My almost 9yo dd told me last night that she thinks she's stupid or crazy because she apologizes to everything in her mind, all the time. Last night she was having trouble getting a shirt on a hanger and she threw the shirt on ground, then said sorry to the shirt (in her mind). She got mad and then stomped her foot on the ground - and said sorry to the slipper and thought she hurt it and it needed an icepack - the slipper that is...she is a very smart little girl who understands that objects do not have feelings, but she says that she can't stop saying sorry to things.
I will be back soon but wanted to throw that out there to get some feedback, I told her we would figure this out together and get a plan today. She asked me about it first thing this morning so I know it's on her mind.
She is very bright A+ student, just finished cognitive testing for ADHD (which will be diagnosed). My 2yo is throwing up, gotta go!
The author Tamar Chansky has a book called "Freeing Your Child from OCD". I haven't read that one, but her book on Freeing your Child from Anxiety is good, and expect this would be too.
Since you've already got a relationship with a psychologist about the ADHD, I would call them up and describe the symptoms you've described for us here. I suspect that it's not uncommon for OCD to co-occur with ADHD. I believe the treatment, especially for this age, is usually cognitive behavioral therapy. At 9, your daughter is old enough for that, and some counseling might really help her deal with it, and perhaps the ADHD as well. It never hurts to understand yourself a bit more. The key is finding the right fit for a therapist .
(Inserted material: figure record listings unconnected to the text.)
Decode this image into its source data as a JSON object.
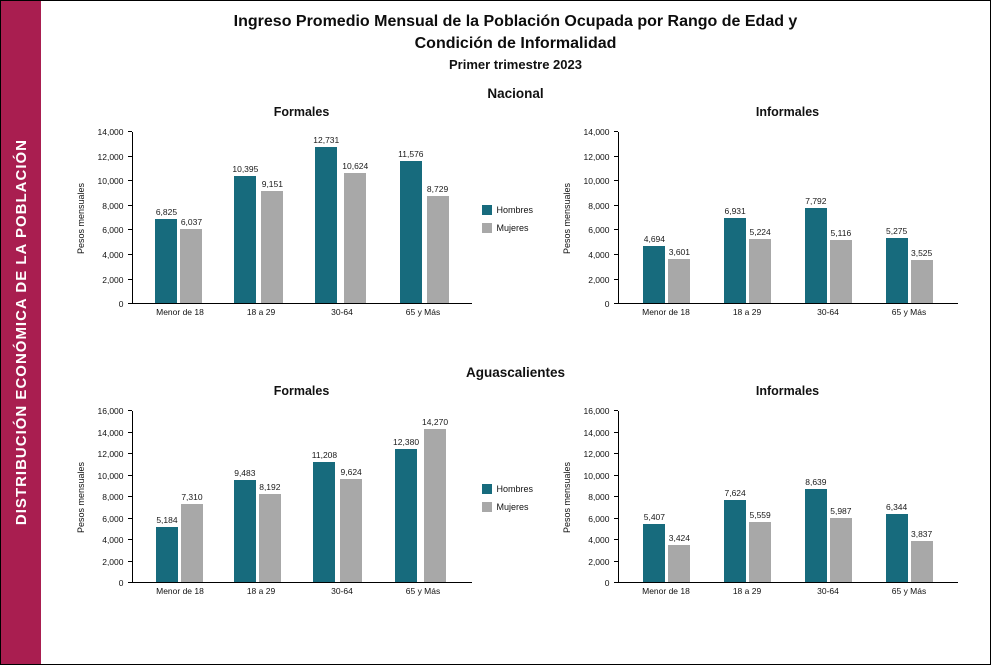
{
  "sidebar": {
    "label": "DISTRIBUCIÓN ECONÓMICA DE LA POBLACIÓN",
    "color": "#A91E50"
  },
  "header": {
    "title_line1": "Ingreso Promedio Mensual de la Población Ocupada por Rango de Edad y",
    "title_line2": "Condición de Informalidad",
    "subtitle": "Primer trimestre 2023"
  },
  "sections": [
    {
      "title": "Nacional"
    },
    {
      "title": "Aguascalientes"
    }
  ],
  "legend": {
    "position": "between-charts",
    "items": [
      {
        "label": "Hombres",
        "color": "#176B7D"
      },
      {
        "label": "Mujeres",
        "color": "#A8A8A8"
      }
    ]
  },
  "chart_data": [
    {
      "type": "bar",
      "section": "Nacional",
      "title": "Formales",
      "ylabel": "Pesos mensuales",
      "categories": [
        "Menor de 18",
        "18 a 29",
        "30-64",
        "65 y Más"
      ],
      "series": [
        {
          "name": "Hombres",
          "values": [
            6825,
            10395,
            12731,
            11576
          ]
        },
        {
          "name": "Mujeres",
          "values": [
            6037,
            9151,
            10624,
            8729
          ]
        }
      ],
      "ylim": [
        0,
        14000
      ],
      "ytick_step": 2000,
      "grid": false
    },
    {
      "type": "bar",
      "section": "Nacional",
      "title": "Informales",
      "ylabel": "Pesos mensuales",
      "categories": [
        "Menor de 18",
        "18 a 29",
        "30-64",
        "65 y Más"
      ],
      "series": [
        {
          "name": "Hombres",
          "values": [
            4694,
            6931,
            7792,
            5275
          ]
        },
        {
          "name": "Mujeres",
          "values": [
            3601,
            5224,
            5116,
            3525
          ]
        }
      ],
      "ylim": [
        0,
        14000
      ],
      "ytick_step": 2000,
      "grid": false
    },
    {
      "type": "bar",
      "section": "Aguascalientes",
      "title": "Formales",
      "ylabel": "Pesos mensuales",
      "categories": [
        "Menor de 18",
        "18 a 29",
        "30-64",
        "65 y Más"
      ],
      "series": [
        {
          "name": "Hombres",
          "values": [
            5184,
            9483,
            11208,
            12380
          ]
        },
        {
          "name": "Mujeres",
          "values": [
            7310,
            8192,
            9624,
            14270
          ]
        }
      ],
      "ylim": [
        0,
        16000
      ],
      "ytick_step": 2000,
      "grid": false
    },
    {
      "type": "bar",
      "section": "Aguascalientes",
      "title": "Informales",
      "ylabel": "Pesos mensuales",
      "categories": [
        "Menor de 18",
        "18 a 29",
        "30-64",
        "65 y Más"
      ],
      "series": [
        {
          "name": "Hombres",
          "values": [
            5407,
            7624,
            8639,
            6344
          ]
        },
        {
          "name": "Mujeres",
          "values": [
            3424,
            5559,
            5987,
            3837
          ]
        }
      ],
      "ylim": [
        0,
        16000
      ],
      "ytick_step": 2000,
      "grid": false
    }
  ]
}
You should definitely bring this issue up with your dd's psychologist, as it's likely that her intrusive thoughts are causing her attention issues, and the treatment for the two is quite different. With kids who have ADHD, cognitive behavioral therapy often focuses on organizational strategies and ways to improve concentration. Therapists often teach kids with ADHD how to use patterns and rituals to address their symptoms. With kids who have OCD, CBT will focus on breaking patterns and rituals.
When I worked with mentally ill children in the late 90s, I was told that untreated OCD can wear a neuro-chemical pathway in the brain that increases its severity, and that it's easier to treat if a child is started on medication close to the onset of symptoms, rather than waiting. I don't know if that's still true - the state of medical knowledge changes quickly, and I haven't kept up. But you might find that your doc jumps to a pharmaceutical option pretty quickly.
Thank you both for your thoughtful answers and the book recommendation. I will look into the book at our library and definitely bring this up with our psych next week.
Stik that's really interesting and good to know about the therapies for ADHD and OCD so different. I had no idea but will keep it in mind when I talk to her doctor.